From June 14 gold prices traded dramatically under pressure to a low of $1,239 on July 3. Following the Fourth of July holiday, gold gained fractionally to close at $1,258.
Recent price pressure for gold has been mostly a direct result of a strengthening U.S. dollar. However, recent weakness in gold prices has been a combination of a strong U.S. dollar and selling pressure.
Over the last week, we have seen the dollar begin to trade lower after hitting resistance at 95 on the dollar index. The U.S. dollar continues to weaken losing almost a half percent in trading today closing at 93.735 on the dollar index. However, dollar strength today could not overcome selling pressure which resulted from today’s robust jobs report.

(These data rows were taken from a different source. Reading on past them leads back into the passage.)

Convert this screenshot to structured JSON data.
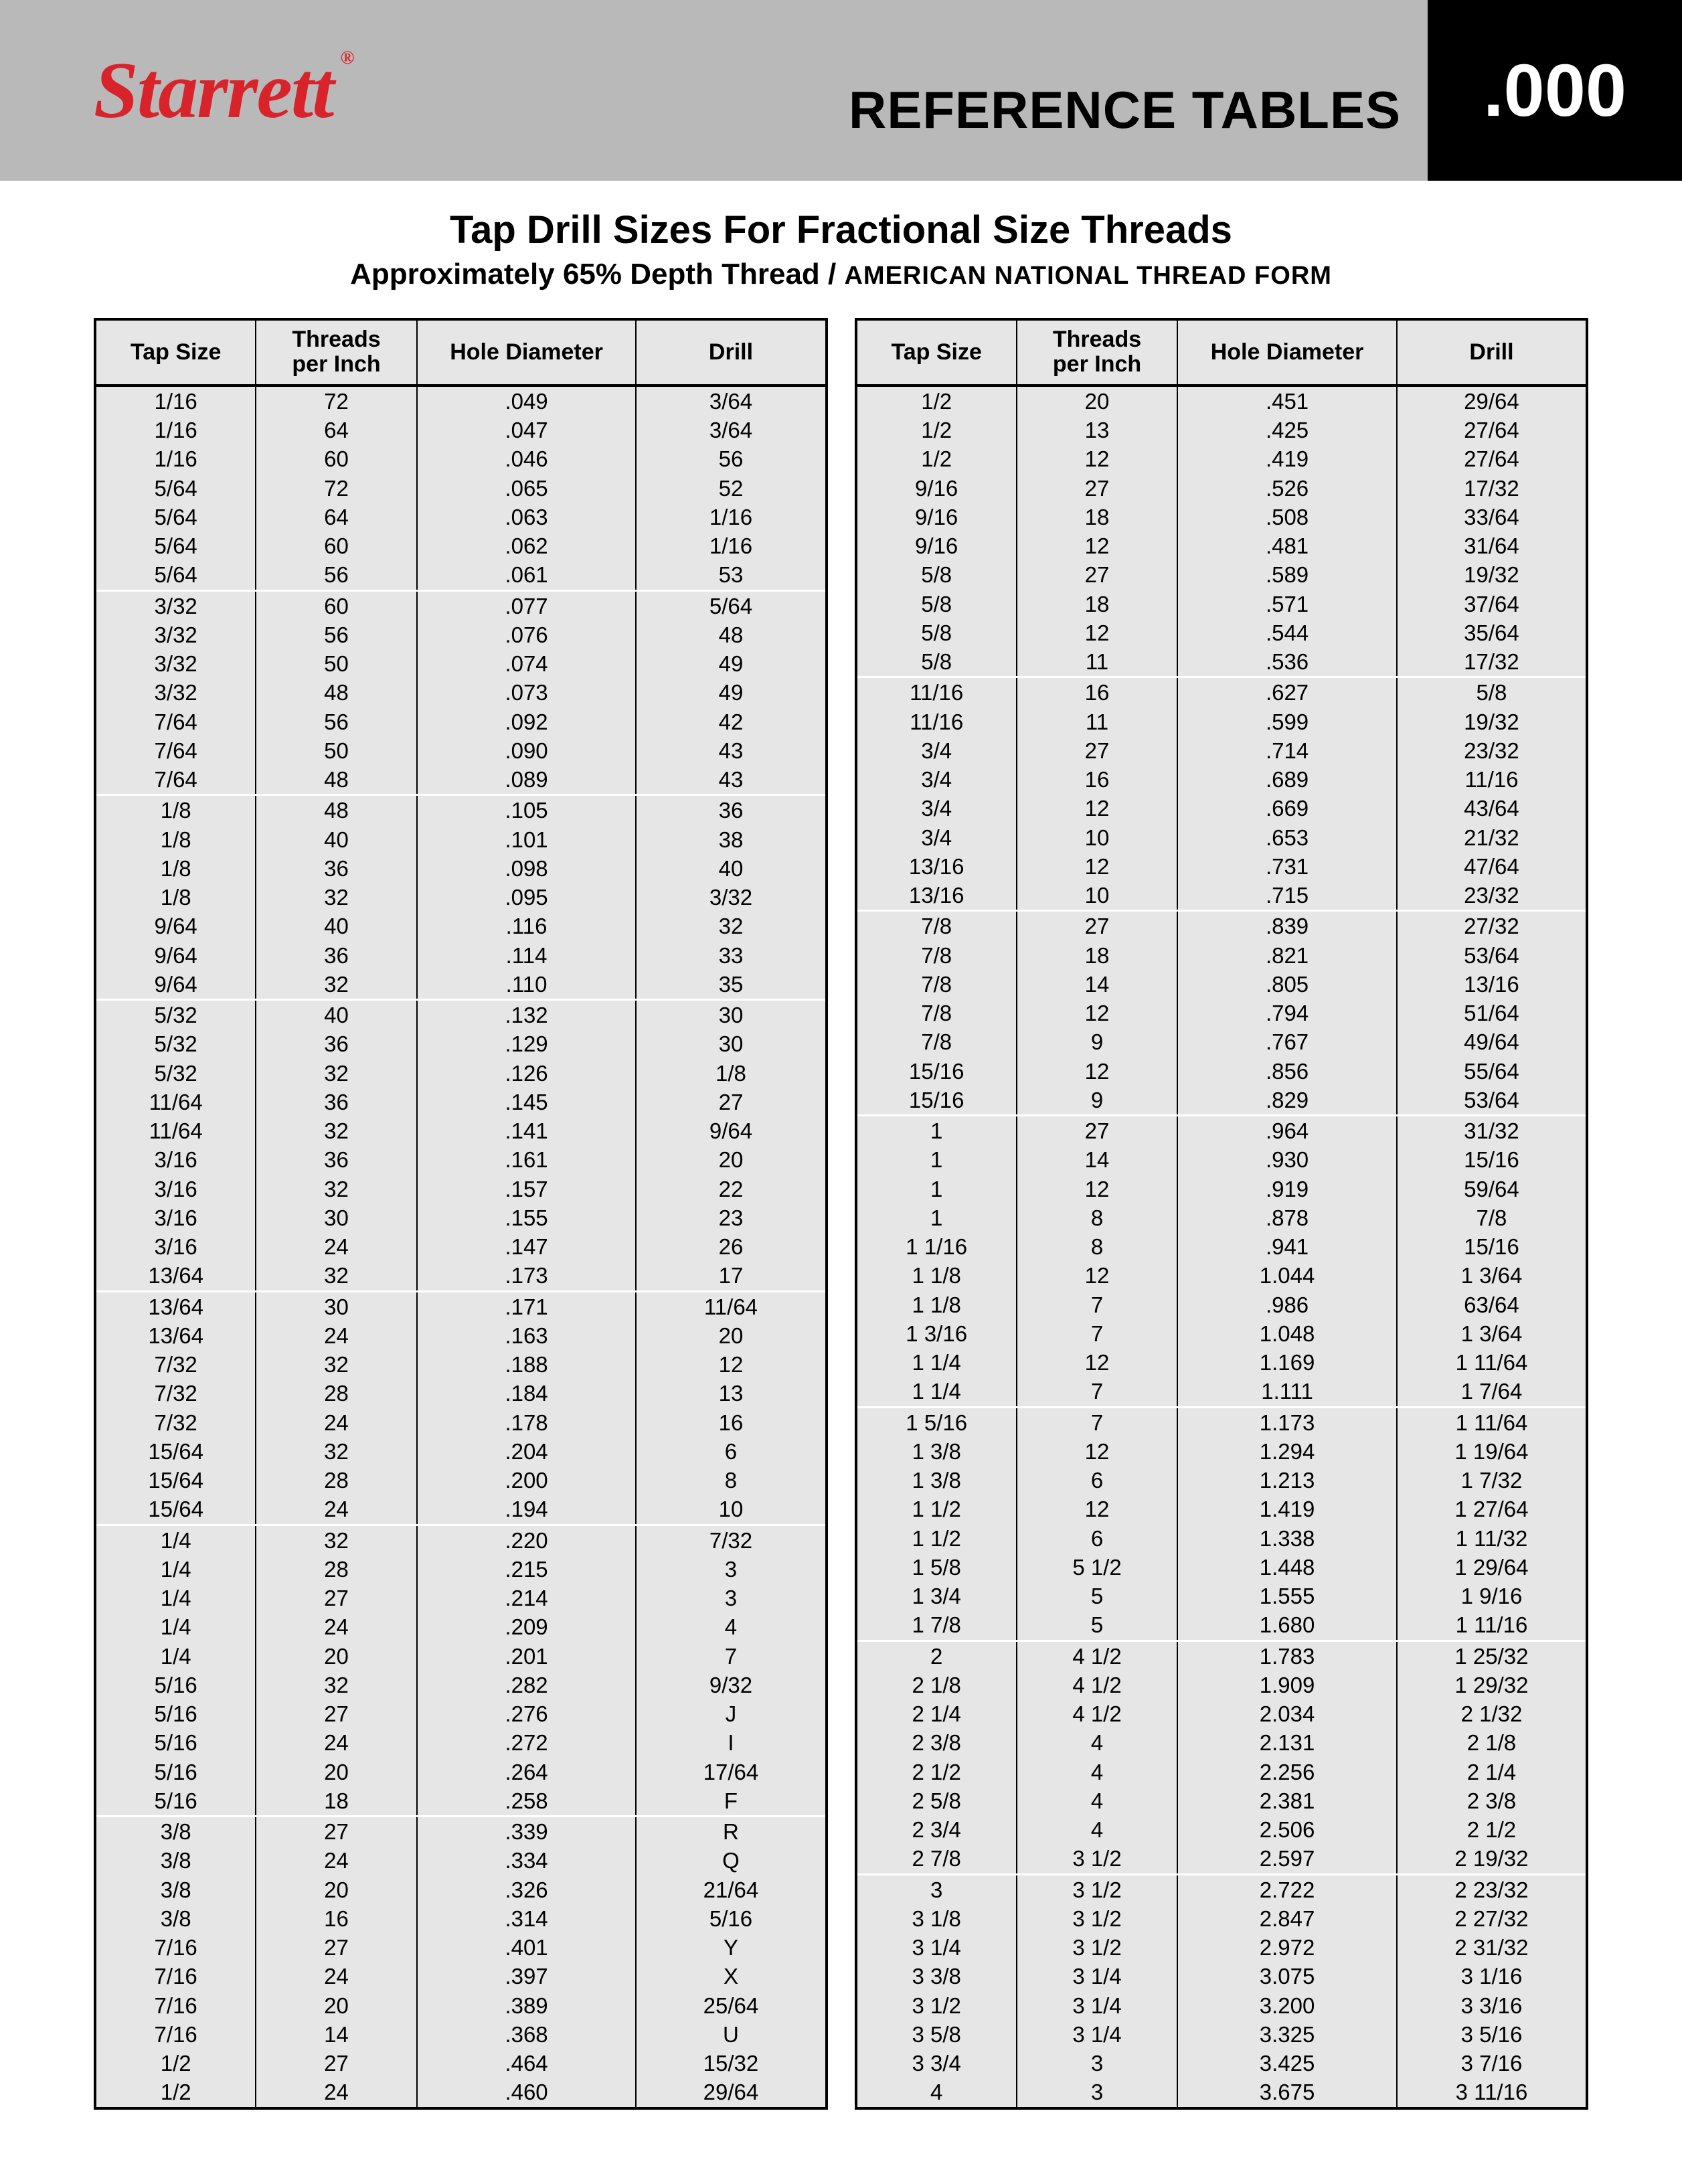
{
  "header": {
    "logo": "Starrett",
    "logo_r": "®",
    "ref_title": "REFERENCE TABLES",
    "section": ".000"
  },
  "title": "Tap Drill Sizes For Fractional Size Threads",
  "subtitle_a": "Approximately 65% Depth Thread / ",
  "subtitle_b": "AMERICAN NATIONAL THREAD FORM",
  "columns": [
    "Tap Size",
    "Threads\nper Inch",
    "Hole Diameter",
    "Drill"
  ],
  "left_groups": [
    [
      [
        "1/16",
        "72",
        ".049",
        "3/64"
      ],
      [
        "1/16",
        "64",
        ".047",
        "3/64"
      ],
      [
        "1/16",
        "60",
        ".046",
        "56"
      ],
      [
        "5/64",
        "72",
        ".065",
        "52"
      ],
      [
        "5/64",
        "64",
        ".063",
        "1/16"
      ],
      [
        "5/64",
        "60",
        ".062",
        "1/16"
      ],
      [
        "5/64",
        "56",
        ".061",
        "53"
      ]
    ],
    [
      [
        "3/32",
        "60",
        ".077",
        "5/64"
      ],
      [
        "3/32",
        "56",
        ".076",
        "48"
      ],
      [
        "3/32",
        "50",
        ".074",
        "49"
      ],
      [
        "3/32",
        "48",
        ".073",
        "49"
      ],
      [
        "7/64",
        "56",
        ".092",
        "42"
      ],
      [
        "7/64",
        "50",
        ".090",
        "43"
      ],
      [
        "7/64",
        "48",
        ".089",
        "43"
      ]
    ],
    [
      [
        "1/8",
        "48",
        ".105",
        "36"
      ],
      [
        "1/8",
        "40",
        ".101",
        "38"
      ],
      [
        "1/8",
        "36",
        ".098",
        "40"
      ],
      [
        "1/8",
        "32",
        ".095",
        "3/32"
      ],
      [
        "9/64",
        "40",
        ".116",
        "32"
      ],
      [
        "9/64",
        "36",
        ".114",
        "33"
      ],
      [
        "9/64",
        "32",
        ".110",
        "35"
      ]
    ],
    [
      [
        "5/32",
        "40",
        ".132",
        "30"
      ],
      [
        "5/32",
        "36",
        ".129",
        "30"
      ],
      [
        "5/32",
        "32",
        ".126",
        "1/8"
      ],
      [
        "11/64",
        "36",
        ".145",
        "27"
      ],
      [
        "11/64",
        "32",
        ".141",
        "9/64"
      ],
      [
        "3/16",
        "36",
        ".161",
        "20"
      ],
      [
        "3/16",
        "32",
        ".157",
        "22"
      ],
      [
        "3/16",
        "30",
        ".155",
        "23"
      ],
      [
        "3/16",
        "24",
        ".147",
        "26"
      ],
      [
        "13/64",
        "32",
        ".173",
        "17"
      ]
    ],
    [
      [
        "13/64",
        "30",
        ".171",
        "11/64"
      ],
      [
        "13/64",
        "24",
        ".163",
        "20"
      ],
      [
        "7/32",
        "32",
        ".188",
        "12"
      ],
      [
        "7/32",
        "28",
        ".184",
        "13"
      ],
      [
        "7/32",
        "24",
        ".178",
        "16"
      ],
      [
        "15/64",
        "32",
        ".204",
        "6"
      ],
      [
        "15/64",
        "28",
        ".200",
        "8"
      ],
      [
        "15/64",
        "24",
        ".194",
        "10"
      ]
    ],
    [
      [
        "1/4",
        "32",
        ".220",
        "7/32"
      ],
      [
        "1/4",
        "28",
        ".215",
        "3"
      ],
      [
        "1/4",
        "27",
        ".214",
        "3"
      ],
      [
        "1/4",
        "24",
        ".209",
        "4"
      ],
      [
        "1/4",
        "20",
        ".201",
        "7"
      ],
      [
        "5/16",
        "32",
        ".282",
        "9/32"
      ],
      [
        "5/16",
        "27",
        ".276",
        "J"
      ],
      [
        "5/16",
        "24",
        ".272",
        "I"
      ],
      [
        "5/16",
        "20",
        ".264",
        "17/64"
      ],
      [
        "5/16",
        "18",
        ".258",
        "F"
      ]
    ],
    [
      [
        "3/8",
        "27",
        ".339",
        "R"
      ],
      [
        "3/8",
        "24",
        ".334",
        "Q"
      ],
      [
        "3/8",
        "20",
        ".326",
        "21/64"
      ],
      [
        "3/8",
        "16",
        ".314",
        "5/16"
      ],
      [
        "7/16",
        "27",
        ".401",
        "Y"
      ],
      [
        "7/16",
        "24",
        ".397",
        "X"
      ],
      [
        "7/16",
        "20",
        ".389",
        "25/64"
      ],
      [
        "7/16",
        "14",
        ".368",
        "U"
      ],
      [
        "1/2",
        "27",
        ".464",
        "15/32"
      ],
      [
        "1/2",
        "24",
        ".460",
        "29/64"
      ]
    ]
  ],
  "right_groups": [
    [
      [
        "1/2",
        "20",
        ".451",
        "29/64"
      ],
      [
        "1/2",
        "13",
        ".425",
        "27/64"
      ],
      [
        "1/2",
        "12",
        ".419",
        "27/64"
      ],
      [
        "9/16",
        "27",
        ".526",
        "17/32"
      ],
      [
        "9/16",
        "18",
        ".508",
        "33/64"
      ],
      [
        "9/16",
        "12",
        ".481",
        "31/64"
      ],
      [
        "5/8",
        "27",
        ".589",
        "19/32"
      ],
      [
        "5/8",
        "18",
        ".571",
        "37/64"
      ],
      [
        "5/8",
        "12",
        ".544",
        "35/64"
      ],
      [
        "5/8",
        "11",
        ".536",
        "17/32"
      ]
    ],
    [
      [
        "11/16",
        "16",
        ".627",
        "5/8"
      ],
      [
        "11/16",
        "11",
        ".599",
        "19/32"
      ],
      [
        "3/4",
        "27",
        ".714",
        "23/32"
      ],
      [
        "3/4",
        "16",
        ".689",
        "11/16"
      ],
      [
        "3/4",
        "12",
        ".669",
        "43/64"
      ],
      [
        "3/4",
        "10",
        ".653",
        "21/32"
      ],
      [
        "13/16",
        "12",
        ".731",
        "47/64"
      ],
      [
        "13/16",
        "10",
        ".715",
        "23/32"
      ]
    ],
    [
      [
        "7/8",
        "27",
        ".839",
        "27/32"
      ],
      [
        "7/8",
        "18",
        ".821",
        "53/64"
      ],
      [
        "7/8",
        "14",
        ".805",
        "13/16"
      ],
      [
        "7/8",
        "12",
        ".794",
        "51/64"
      ],
      [
        "7/8",
        "9",
        ".767",
        "49/64"
      ],
      [
        "15/16",
        "12",
        ".856",
        "55/64"
      ],
      [
        "15/16",
        "9",
        ".829",
        "53/64"
      ]
    ],
    [
      [
        "1",
        "27",
        ".964",
        "31/32"
      ],
      [
        "1",
        "14",
        ".930",
        "15/16"
      ],
      [
        "1",
        "12",
        ".919",
        "59/64"
      ],
      [
        "1",
        "8",
        ".878",
        "7/8"
      ],
      [
        "1 1/16",
        "8",
        ".941",
        "15/16"
      ],
      [
        "1 1/8",
        "12",
        "1.044",
        "1 3/64"
      ],
      [
        "1 1/8",
        "7",
        ".986",
        "63/64"
      ],
      [
        "1 3/16",
        "7",
        "1.048",
        "1 3/64"
      ],
      [
        "1 1/4",
        "12",
        "1.169",
        "1 11/64"
      ],
      [
        "1 1/4",
        "7",
        "1.111",
        "1 7/64"
      ]
    ],
    [
      [
        "1 5/16",
        "7",
        "1.173",
        "1 11/64"
      ],
      [
        "1 3/8",
        "12",
        "1.294",
        "1 19/64"
      ],
      [
        "1 3/8",
        "6",
        "1.213",
        "1 7/32"
      ],
      [
        "1 1/2",
        "12",
        "1.419",
        "1 27/64"
      ],
      [
        "1 1/2",
        "6",
        "1.338",
        "1 11/32"
      ],
      [
        "1 5/8",
        "5 1/2",
        "1.448",
        "1 29/64"
      ],
      [
        "1 3/4",
        "5",
        "1.555",
        "1 9/16"
      ],
      [
        "1 7/8",
        "5",
        "1.680",
        "1 11/16"
      ]
    ],
    [
      [
        "2",
        "4 1/2",
        "1.783",
        "1 25/32"
      ],
      [
        "2 1/8",
        "4 1/2",
        "1.909",
        "1 29/32"
      ],
      [
        "2 1/4",
        "4 1/2",
        "2.034",
        "2 1/32"
      ],
      [
        "2 3/8",
        "4",
        "2.131",
        "2 1/8"
      ],
      [
        "2 1/2",
        "4",
        "2.256",
        "2 1/4"
      ],
      [
        "2 5/8",
        "4",
        "2.381",
        "2 3/8"
      ],
      [
        "2 3/4",
        "4",
        "2.506",
        "2 1/2"
      ],
      [
        "2 7/8",
        "3 1/2",
        "2.597",
        "2 19/32"
      ]
    ],
    [
      [
        "3",
        "3 1/2",
        "2.722",
        "2 23/32"
      ],
      [
        "3 1/8",
        "3 1/2",
        "2.847",
        "2 27/32"
      ],
      [
        "3 1/4",
        "3 1/2",
        "2.972",
        "2 31/32"
      ],
      [
        "3 3/8",
        "3 1/4",
        "3.075",
        "3 1/16"
      ],
      [
        "3 1/2",
        "3 1/4",
        "3.200",
        "3 3/16"
      ],
      [
        "3 5/8",
        "3 1/4",
        "3.325",
        "3 5/16"
      ],
      [
        "3 3/4",
        "3",
        "3.425",
        "3 7/16"
      ],
      [
        "4",
        "3",
        "3.675",
        "3 11/16"
      ]
    ]
  ]
}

Gold futures lost $2.80 in trading today and is currently fixed at $1,256 per ounce, this basis the most active August Comex contract. Spot gold also traded lower on the day giving up $2.70 of value to be fixed at $1,254.60. According to the Kitco Gold Index, dollar weakness contributed a five dollar gain in terms of gold pricing. However, it was $7.70 of selling pressure that took gold prices lower.
Economic strength has led market sentiment to favor the risk on-asset class, resulting in higher equity prices. It has also underscored a high probability that the Federal Reserve’s current hawkish monetary policy and proposed two more rate hikes this year will remain in play.
The key to gold’s price direction over the next few weeks will continue to be based upon dollar strength or weakness. One of the most significant factors to the future direction of the dollar will be directly related to the trade dispute and whether it morphs into a full-blown trade war.
The current trade dispute between the United States and China seems to be widening with the real potential for elevating into a trade war which would have a profound impact on our current economic growth.